Report: City’s crime rate down
by Rick Lemyre
Apr 01, 2010 | 652 views | 0 0 comments | 5 5 recommendations | email to a friend | print
The City Council got an update on the performance of the Brentwood Police Department last week, and the news was mostly good – unless you’re a criminal.

“The benchmarks for 2009 indicate that the men and women of the Brentwood Police Department continue to provide excellent police services to the citizens of Brentwood,” police Chief Mark Evenson wrote in his department’s annual Benchmark Report. Established in 2008 as a way to track the PD’s performance to assist in strategic and operational staffing decisions, the report provides an annual snapshot of the work the department does in four areas: Response Times; Incidents of Crime and Crime Rates; Workload; and Crime Clearance Rates.

Response Times

The length of time it takes for an officer to respond to a call is broken down into two categories: Priority 1 calls that involve emergencies such as immediate threat to life or a crime in progress; and Priority 2 calls, which are high priority but do not rise to the level of an emergency.

Priority 1 calls in 2009 took an average of 4:45 for a response, 14 seconds longer than in 2008. Priority 2 calls were up one second to 5:45.

“These are small increases,” Evenson told the Council last week. “I really do not believe they warrant any changes at this time.

Councilman Chris Becnel asked what sort of increase might call for changes, to which Evenson responded that it was hard to say. Nationwide, a general goal is to keep response times to Priority 1 calls under five minutes, but another increase on the next report “would set a trend to address, even if it doesn’t go over five minutes,” Evenson said.

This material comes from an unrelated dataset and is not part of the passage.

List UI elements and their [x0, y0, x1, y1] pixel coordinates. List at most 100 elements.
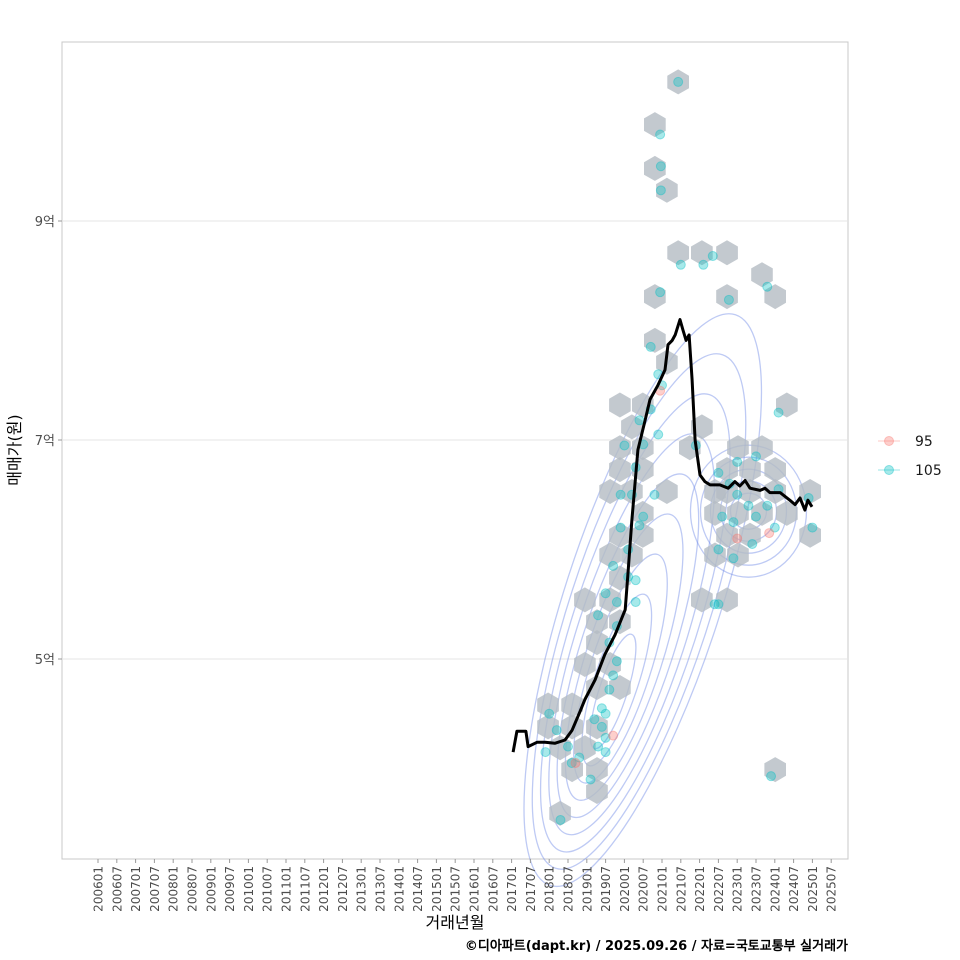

Even with the increase, the response time is still four seconds faster than the 2005 average of 4:49. Priority 2 calls were answered 26 seconds faster in 2009 than in 2005.

Incidents of Crime and Crime Rate

Part 1 crimes include violent offenses of murder, rape, robbery, arson and assault, as well as property crimes of residential burglary, non-residential burglary, theft and auto theft. “Incidents” refers to the total number of Part 1 crimes in a given year, whereas “crime rate” refers to the number of crimes per 1,000 population.

In 2009, violent crimes were down 12 percent from 2008. A total of 445 violent crimes were committed last year, including one murder and five rapes. Property crimes dropped from 1,161 to 928, a reduction of 233 incidents (20 percent). The improvement was fueled mostly by a 23-percent drop in thefts. Overall, Part 1 crimes were down 15 percent last year.

The reduction in the number of crimes resulted in a similar reduction in crime rate. Whereas 2008 saw 31.99 Part 1 crimes per 1,000 population, in 2009 the rate was down to 26.47 per 1,000 population.

Workload

Workload consists of two categories: reactive (calls for service, accidents and response to crimes) and proactive (incidents generated by officers, such as traffic and pedestrian stops for suspicious activity, citations and arrests). The 2009 report shows a drop of 6 percent in reactive work, down to an average of 552 incidents per sworn officer (Brentwood has 62 sworn officers). On the proactive side, BPD officers averaged 139 incidents in 2009, a 30-percent drop caused mostly by the termination of a CHP grant that paid for patrols on Vasco Road. The grant money helped officers write more than 3,000 additional citations in 2008 than in 2009, when they penned just over 7,000. The pro-active workload in 2006, prior to the grant, was an average of 135 incidents per officer, an increase of 3 percent.

Crime Clearance Rates

Clearance Rates refer to the number of cases the department closes, either by arrest or by “exceptional means,” which means a perpetrator has been identified and located, but no arrest was made due to circumstances outside the department’s control, such as a suspect’s death or arrest by another agency for another crime.

The BPD in 2009 was able to clear Part 1 crimes of murder, rape, robbery and assault at a higher rate than the national average, but dropped below the nation in clearing arson, burglary and theft incidents. While pleased with his department’s performance on violent crime, Evenson told the council that the same couldn’t be said about the rate for clearing property crimes.

“Though our clearance rate for violent crime is well above the national average, our clearance rate for property crimes needs to improve,” Evenson wrote in his report. “The two areas of concern are burglary (BPD’s clearance rate in 2009 was 7 percent; the nation’s 13.2 percent) and theft (BPD’s is 15 percent, the national rate is 22.5 percent). We are in the process of developing a strategy to increase our clearance rate, especially for those two crimes.” That strategy, he told the council, would come before them in April.

After receiving the report, Councilman Erick Stonebarger said he was “ecstatic” about the report because, given the condition of the economy, he expected to see the crime situation worsening. Councilman Bob Brockman said the report’s figures are borne out in his daily experience.

“When things aren’t going well in the city, we (the council) hear about it,” he said. “I have to tell you, I don’t hear any of that from our residents.”